Quand l'Amérique se retire du monde

Quand l'Amérique se retire du monde
 Dominique Moïsi
Auteur
Conseiller Spécial - Géopolitique

Avec le retrait de l'accord de Vienne sur le nucléaire iranien, comme avec ses propos indignes sur le Bataclan, Trump révèle sa vraie nature : à ses yeux, son narcissisme et sa volonté de rester au pouvoir valent plus que l'avenir du monde.

Le cimetière militaire américain de Colleville-sur-Mer, au-dessus d'Omaha Beach, n'est pas seulement un lieu de mémoire particulièrement beau et émouvant. C'est aussi, de manière symbolique, une sorte de baromètre, sinon de sismographe, permettant de juger de manière comparative le rapport de l'Amérique au monde, sinon à elle-même. Se recueillir en ces lieux, c'est prendre toute la mesure de ce qui sépare l'Amérique d'hier de celle d'aujourd'hui.

Mes amis américains me supplient de ne pas confondre l'Amérique avec l'homme qui occupe le pouvoir à la Maison-Blanche.

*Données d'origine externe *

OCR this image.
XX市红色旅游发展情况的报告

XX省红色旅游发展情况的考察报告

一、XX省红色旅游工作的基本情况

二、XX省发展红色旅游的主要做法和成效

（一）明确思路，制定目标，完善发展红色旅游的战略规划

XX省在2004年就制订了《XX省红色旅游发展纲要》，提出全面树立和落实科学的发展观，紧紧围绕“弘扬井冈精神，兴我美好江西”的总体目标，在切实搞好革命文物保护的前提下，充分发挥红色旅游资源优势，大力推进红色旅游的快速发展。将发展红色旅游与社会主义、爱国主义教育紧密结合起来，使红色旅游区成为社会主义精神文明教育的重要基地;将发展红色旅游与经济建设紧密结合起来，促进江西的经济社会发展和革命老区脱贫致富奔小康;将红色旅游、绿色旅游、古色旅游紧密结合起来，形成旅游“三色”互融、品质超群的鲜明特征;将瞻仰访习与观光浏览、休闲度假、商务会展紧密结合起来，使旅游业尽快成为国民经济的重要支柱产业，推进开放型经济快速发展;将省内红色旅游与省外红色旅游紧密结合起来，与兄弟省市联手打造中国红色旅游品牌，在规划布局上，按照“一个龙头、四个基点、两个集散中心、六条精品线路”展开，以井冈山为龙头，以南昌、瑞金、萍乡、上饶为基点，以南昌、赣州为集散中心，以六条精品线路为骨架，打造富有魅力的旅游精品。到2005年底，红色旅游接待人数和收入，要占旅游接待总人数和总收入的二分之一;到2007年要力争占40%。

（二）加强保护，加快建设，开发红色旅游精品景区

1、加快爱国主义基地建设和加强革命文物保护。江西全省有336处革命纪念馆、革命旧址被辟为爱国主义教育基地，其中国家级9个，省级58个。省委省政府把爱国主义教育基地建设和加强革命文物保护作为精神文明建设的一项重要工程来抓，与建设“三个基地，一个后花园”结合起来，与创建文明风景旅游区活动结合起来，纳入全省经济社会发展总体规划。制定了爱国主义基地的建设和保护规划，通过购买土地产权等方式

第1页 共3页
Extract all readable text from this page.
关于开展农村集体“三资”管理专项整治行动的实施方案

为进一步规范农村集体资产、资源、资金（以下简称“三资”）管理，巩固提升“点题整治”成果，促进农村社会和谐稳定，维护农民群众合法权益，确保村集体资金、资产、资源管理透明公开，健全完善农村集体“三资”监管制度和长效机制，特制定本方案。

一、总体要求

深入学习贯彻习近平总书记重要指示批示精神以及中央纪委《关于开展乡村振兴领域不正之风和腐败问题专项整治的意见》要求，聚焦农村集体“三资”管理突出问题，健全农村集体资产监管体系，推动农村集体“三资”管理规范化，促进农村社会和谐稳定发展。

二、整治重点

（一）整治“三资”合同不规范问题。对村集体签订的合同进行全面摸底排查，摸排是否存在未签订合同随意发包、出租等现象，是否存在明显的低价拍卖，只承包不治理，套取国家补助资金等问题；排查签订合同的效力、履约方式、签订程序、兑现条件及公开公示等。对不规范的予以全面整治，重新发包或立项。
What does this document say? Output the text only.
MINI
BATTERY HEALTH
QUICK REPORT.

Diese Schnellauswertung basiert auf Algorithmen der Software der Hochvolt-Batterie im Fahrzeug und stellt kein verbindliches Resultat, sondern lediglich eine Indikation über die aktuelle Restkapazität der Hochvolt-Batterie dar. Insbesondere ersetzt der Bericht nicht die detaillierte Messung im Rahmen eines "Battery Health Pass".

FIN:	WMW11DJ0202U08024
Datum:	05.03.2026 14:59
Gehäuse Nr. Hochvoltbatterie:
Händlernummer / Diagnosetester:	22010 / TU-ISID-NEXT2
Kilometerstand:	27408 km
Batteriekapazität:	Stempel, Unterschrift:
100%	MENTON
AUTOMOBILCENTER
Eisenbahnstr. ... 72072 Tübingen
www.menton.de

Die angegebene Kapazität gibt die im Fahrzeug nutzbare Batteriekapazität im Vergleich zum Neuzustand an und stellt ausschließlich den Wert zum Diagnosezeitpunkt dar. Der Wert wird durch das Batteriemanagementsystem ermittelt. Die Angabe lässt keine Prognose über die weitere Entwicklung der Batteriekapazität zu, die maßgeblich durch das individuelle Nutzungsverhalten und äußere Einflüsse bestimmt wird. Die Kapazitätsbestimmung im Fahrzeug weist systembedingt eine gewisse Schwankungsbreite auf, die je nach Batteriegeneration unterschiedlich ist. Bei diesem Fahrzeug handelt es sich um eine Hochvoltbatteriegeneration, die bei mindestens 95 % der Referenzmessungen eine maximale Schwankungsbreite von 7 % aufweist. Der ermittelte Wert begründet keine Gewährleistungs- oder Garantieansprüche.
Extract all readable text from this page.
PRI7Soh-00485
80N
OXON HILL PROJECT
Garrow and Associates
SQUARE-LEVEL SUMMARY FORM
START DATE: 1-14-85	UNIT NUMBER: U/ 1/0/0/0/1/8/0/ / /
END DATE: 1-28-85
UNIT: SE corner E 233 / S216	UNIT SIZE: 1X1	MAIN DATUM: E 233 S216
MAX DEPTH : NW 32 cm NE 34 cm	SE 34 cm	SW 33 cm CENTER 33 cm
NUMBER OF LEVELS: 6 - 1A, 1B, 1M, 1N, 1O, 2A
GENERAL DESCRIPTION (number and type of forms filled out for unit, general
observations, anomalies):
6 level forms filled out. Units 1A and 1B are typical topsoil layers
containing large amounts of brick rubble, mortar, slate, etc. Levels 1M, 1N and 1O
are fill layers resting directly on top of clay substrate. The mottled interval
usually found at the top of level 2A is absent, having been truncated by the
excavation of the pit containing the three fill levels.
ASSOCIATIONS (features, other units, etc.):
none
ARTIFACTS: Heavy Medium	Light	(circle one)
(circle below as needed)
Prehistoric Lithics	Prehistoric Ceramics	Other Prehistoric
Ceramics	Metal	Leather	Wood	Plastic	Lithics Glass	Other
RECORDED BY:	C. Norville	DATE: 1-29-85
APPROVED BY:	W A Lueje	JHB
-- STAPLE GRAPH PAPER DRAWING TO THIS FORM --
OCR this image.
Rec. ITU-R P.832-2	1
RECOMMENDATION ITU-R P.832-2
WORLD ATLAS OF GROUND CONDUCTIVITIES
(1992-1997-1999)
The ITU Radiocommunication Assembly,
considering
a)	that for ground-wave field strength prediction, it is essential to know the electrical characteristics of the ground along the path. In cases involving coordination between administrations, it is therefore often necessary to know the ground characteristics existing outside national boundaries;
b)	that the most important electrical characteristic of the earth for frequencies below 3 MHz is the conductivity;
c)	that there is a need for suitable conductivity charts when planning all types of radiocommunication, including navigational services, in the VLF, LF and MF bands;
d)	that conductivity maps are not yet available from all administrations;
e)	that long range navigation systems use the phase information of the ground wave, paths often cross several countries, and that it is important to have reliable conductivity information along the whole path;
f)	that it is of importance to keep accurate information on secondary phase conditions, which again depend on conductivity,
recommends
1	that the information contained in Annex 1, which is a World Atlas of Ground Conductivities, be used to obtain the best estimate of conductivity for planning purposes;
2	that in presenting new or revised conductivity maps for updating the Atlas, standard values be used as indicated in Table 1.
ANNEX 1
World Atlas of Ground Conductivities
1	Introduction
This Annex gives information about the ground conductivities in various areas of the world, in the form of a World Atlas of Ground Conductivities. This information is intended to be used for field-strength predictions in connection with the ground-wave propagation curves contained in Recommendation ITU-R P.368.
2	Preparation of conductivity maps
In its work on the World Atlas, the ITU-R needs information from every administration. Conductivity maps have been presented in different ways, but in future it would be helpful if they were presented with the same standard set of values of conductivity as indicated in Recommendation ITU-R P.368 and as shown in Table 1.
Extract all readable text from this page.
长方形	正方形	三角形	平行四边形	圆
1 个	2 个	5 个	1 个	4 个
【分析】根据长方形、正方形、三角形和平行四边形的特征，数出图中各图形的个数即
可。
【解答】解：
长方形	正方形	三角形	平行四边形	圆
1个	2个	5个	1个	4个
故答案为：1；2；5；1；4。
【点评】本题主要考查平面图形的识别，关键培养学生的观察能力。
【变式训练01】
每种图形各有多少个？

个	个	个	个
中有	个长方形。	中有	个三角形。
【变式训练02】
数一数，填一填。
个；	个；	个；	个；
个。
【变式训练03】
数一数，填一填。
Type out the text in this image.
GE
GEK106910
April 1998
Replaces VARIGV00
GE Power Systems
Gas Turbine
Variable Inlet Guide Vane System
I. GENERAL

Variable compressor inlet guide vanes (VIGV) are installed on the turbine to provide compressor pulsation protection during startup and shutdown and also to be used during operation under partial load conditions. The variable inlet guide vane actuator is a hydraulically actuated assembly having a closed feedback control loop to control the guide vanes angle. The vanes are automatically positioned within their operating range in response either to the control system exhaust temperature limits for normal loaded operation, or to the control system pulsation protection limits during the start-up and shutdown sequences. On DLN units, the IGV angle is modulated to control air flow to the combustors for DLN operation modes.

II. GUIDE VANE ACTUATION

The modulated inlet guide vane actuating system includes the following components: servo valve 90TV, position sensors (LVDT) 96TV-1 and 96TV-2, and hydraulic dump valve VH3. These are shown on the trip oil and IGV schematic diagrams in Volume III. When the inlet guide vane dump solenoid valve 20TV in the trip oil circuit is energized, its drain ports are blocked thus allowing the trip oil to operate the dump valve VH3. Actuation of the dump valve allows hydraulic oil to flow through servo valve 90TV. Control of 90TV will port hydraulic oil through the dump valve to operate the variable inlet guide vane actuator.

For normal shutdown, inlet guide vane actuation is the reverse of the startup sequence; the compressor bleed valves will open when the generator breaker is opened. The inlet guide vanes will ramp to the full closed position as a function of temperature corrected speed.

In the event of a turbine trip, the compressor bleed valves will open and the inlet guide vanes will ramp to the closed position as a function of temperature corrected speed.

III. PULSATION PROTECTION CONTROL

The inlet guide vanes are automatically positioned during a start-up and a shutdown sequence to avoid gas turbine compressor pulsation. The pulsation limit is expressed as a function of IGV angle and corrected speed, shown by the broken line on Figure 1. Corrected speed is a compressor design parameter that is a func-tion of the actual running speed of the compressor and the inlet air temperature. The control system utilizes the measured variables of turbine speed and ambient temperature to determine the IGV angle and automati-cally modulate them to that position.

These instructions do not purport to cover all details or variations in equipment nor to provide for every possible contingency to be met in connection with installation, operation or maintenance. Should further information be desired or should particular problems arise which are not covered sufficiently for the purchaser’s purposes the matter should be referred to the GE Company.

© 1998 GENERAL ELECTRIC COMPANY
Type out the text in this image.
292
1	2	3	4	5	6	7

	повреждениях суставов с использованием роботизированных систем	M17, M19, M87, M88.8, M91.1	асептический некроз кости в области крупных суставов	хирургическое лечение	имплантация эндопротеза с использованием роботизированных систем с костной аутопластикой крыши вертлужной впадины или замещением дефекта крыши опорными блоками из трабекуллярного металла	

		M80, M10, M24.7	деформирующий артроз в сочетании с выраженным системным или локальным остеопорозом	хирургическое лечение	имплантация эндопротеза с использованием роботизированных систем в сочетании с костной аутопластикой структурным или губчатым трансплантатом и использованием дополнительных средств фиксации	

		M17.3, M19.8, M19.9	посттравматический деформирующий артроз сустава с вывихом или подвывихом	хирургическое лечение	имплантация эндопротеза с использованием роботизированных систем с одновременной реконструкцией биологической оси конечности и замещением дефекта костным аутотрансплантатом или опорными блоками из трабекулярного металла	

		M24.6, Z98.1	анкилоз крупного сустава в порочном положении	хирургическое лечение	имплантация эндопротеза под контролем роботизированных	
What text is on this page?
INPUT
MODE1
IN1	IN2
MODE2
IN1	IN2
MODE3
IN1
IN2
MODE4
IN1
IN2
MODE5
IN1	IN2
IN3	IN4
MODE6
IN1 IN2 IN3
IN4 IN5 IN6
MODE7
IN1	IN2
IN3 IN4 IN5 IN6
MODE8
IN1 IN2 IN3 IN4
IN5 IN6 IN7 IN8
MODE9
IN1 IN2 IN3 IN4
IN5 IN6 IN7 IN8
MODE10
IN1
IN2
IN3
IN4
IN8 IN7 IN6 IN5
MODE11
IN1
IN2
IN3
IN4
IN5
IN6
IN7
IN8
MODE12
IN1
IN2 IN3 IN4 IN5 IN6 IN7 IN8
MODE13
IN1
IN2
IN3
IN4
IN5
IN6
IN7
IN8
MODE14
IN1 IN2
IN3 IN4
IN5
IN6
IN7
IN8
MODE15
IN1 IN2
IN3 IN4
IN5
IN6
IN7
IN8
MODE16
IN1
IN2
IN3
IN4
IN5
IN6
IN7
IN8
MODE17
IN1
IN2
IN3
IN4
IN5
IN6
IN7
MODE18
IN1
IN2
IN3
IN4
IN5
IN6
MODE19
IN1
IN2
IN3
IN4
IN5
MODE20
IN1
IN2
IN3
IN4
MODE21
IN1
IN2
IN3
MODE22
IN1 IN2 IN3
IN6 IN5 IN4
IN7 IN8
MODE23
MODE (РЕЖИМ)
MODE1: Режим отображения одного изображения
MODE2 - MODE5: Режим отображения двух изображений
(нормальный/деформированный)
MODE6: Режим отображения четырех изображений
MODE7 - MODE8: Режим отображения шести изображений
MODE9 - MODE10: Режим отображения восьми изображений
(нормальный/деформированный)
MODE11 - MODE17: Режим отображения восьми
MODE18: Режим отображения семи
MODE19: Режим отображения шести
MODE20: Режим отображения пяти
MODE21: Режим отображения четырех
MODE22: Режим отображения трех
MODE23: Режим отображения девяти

La société américaine, me disent-ils, est porteuse d'espoir, elle est créatrice, ouverte. Elle n'a jamais été aussi forte. Ce qui se passe à Washington est un accident, fâcheux certes, déprimant, inquiétant, mais ce n'est pas l'Amérique.

On peut ne pas accepter cette interprétation. C'est une majorité d'États sinon d'électeurs qui ont porté Donald Trump à la Maison-Blanche et qui continuent de le soutenir fidèlement, non pas en dépit, mais largement du fait de son comportement imprévisible.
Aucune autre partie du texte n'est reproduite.